Klik door naar dit artikel op thelancet.com


Referenties

1.Bough KJ, Lerman C, Rose JE, et al. Biomarkers for smoking cessation. Clin Pharmacol Ther 2013; 93: 526-38.
2.Cahill K, Stevens S, Perera R, et al.. Pharmacological interventions for smoking cessation: an overview and network meta-analysis. Cochrane Database Syst Rev 2013; 5: CD009329.
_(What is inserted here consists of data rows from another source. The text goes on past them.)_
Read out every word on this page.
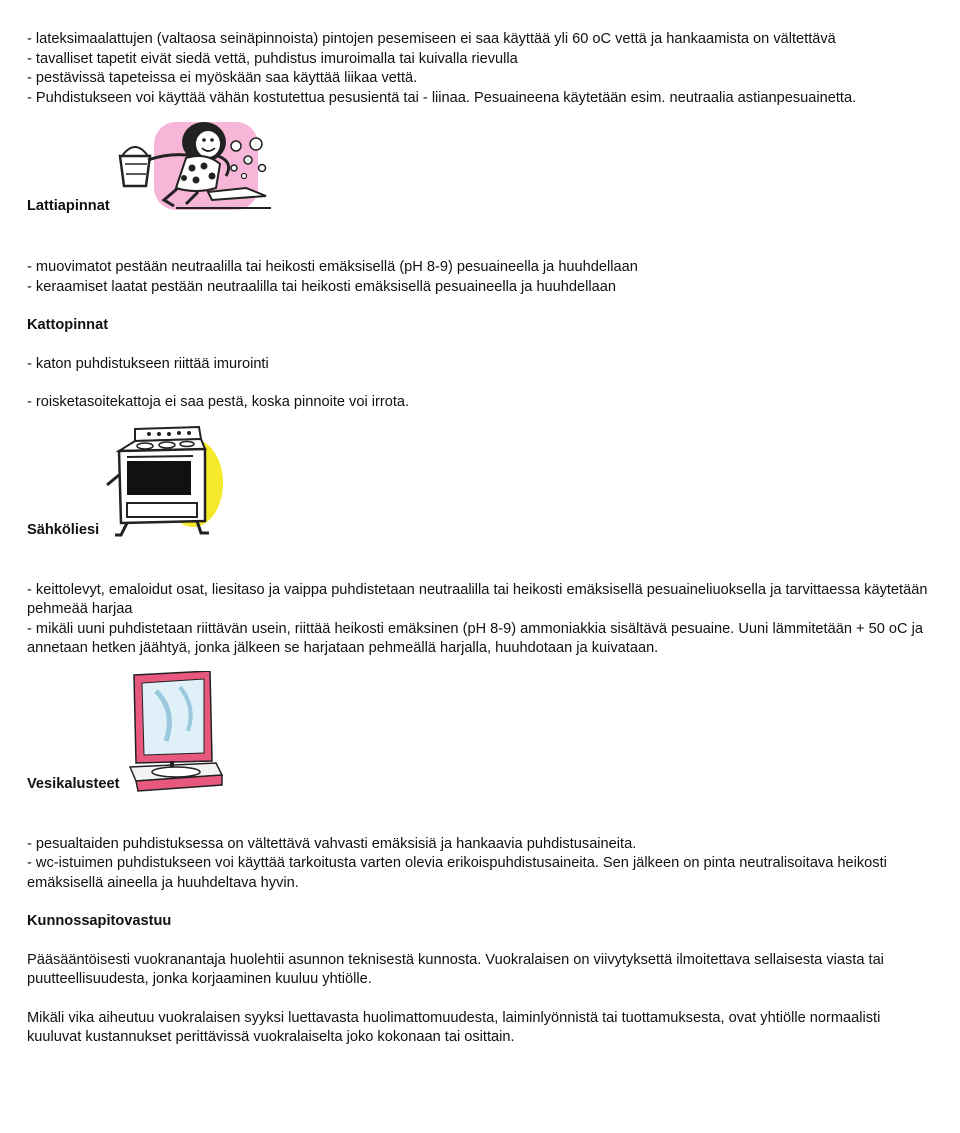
- lateksimaalattujen (valtaosa seinäpinnoista) pintojen pesemiseen ei saa käyttää yli 60 oC vettä ja hankaamista on vältettävä

- tavalliset tapetit eivät siedä vettä, puhdistus imuroimalla tai kuivalla rievulla

- pestävissä tapeteissa ei myöskään saa käyttää liikaa vettä.

- Puhdistukseen voi käyttää vähän kostutettua pesusientä tai - liinaa. Pesuaineena käytetään esim. neutraalia astianpesuainetta.

Lattiapinnat

- muovimatot pestään neutraalilla tai heikosti emäksisellä (pH 8-9) pesuaineella ja huuhdellaan

- keraamiset laatat pestään neutraalilla tai heikosti emäksisellä pesuaineella ja huuhdellaan

Kattopinnat

- katon puhdistukseen riittää imurointi

- roisketasoitekattoja ei saa pestä, koska pinnoite voi irrota.

Sähköliesi

- keittolevyt, emaloidut osat, liesitaso ja vaippa puhdistetaan neutraalilla tai heikosti emäksisellä pesuaineliuoksella ja tarvittaessa käytetään pehmeää harjaa

- mikäli uuni puhdistetaan riittävän usein, riittää heikosti emäksinen (pH 8-9) ammoniakkia sisältävä pesuaine. Uuni lämmitetään + 50 oC ja annetaan hetken jäähtyä, jonka jälkeen se harjataan pehmeällä harjalla, huuhdotaan ja kuivataan.

Vesikalusteet

- pesualtaiden puhdistuksessa on vältettävä vahvasti emäksisiä ja hankaavia puhdistusaineita.

- wc-istuimen puhdistukseen voi käyttää tarkoitusta varten olevia erikoispuhdistusaineita. Sen jälkeen on pinta neutralisoitava heikosti emäksisellä aineella ja huuhdeltava hyvin.

Kunnossapitovastuu

Pääsääntöisesti vuokranantaja huolehtii asunnon teknisestä kunnosta. Vuokralaisen on viivytyksettä ilmoitettava sellaisesta viasta tai puutteellisuudesta, jonka korjaaminen kuuluu yhtiölle.

Mikäli vika aiheutuu vuokralaisen syyksi luettavasta huolimattomuudesta, laiminlyönnistä tai tuottamuksesta, ovat yhtiölle normaalisti kuuluvat kustannukset perittävissä vuokralaiselta joko kokonaan tai osittain.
3.Gonzales D, Rennard SI, Nides M, et al. Varenicline, an alpha4beta2 nicotinic acetylcholine receptor partial agonist, vs sustained-release bupropion and placebo for smoking cessation: a randomized controlled trial. JAMA 2006; 296: 47-55.
4.Rao Y, Hoff mann E, Zia M, et al. Duplications and defects in the CYP2A6 gene: identifi cation, genotyping, and in vivo eff ects on smoking. Mol Pharmacol 2000; 58: 747-55.
5.Tang DW, Hello B, Mroziewicz M, et al. Genetic variation in CYP2A6 predicts neural reactivity to smoking cues as measured using fMRI. Neuroimage 2012; 60: 2136-43.
6. 33 Sofuoglu M, Herman AI, Nadim H, et al. Rapid nicotine clearance is associated with greater reward and heart rate increases from intravenous nicotine. Neuropsychopharmacology 2012; 37: 1509-16.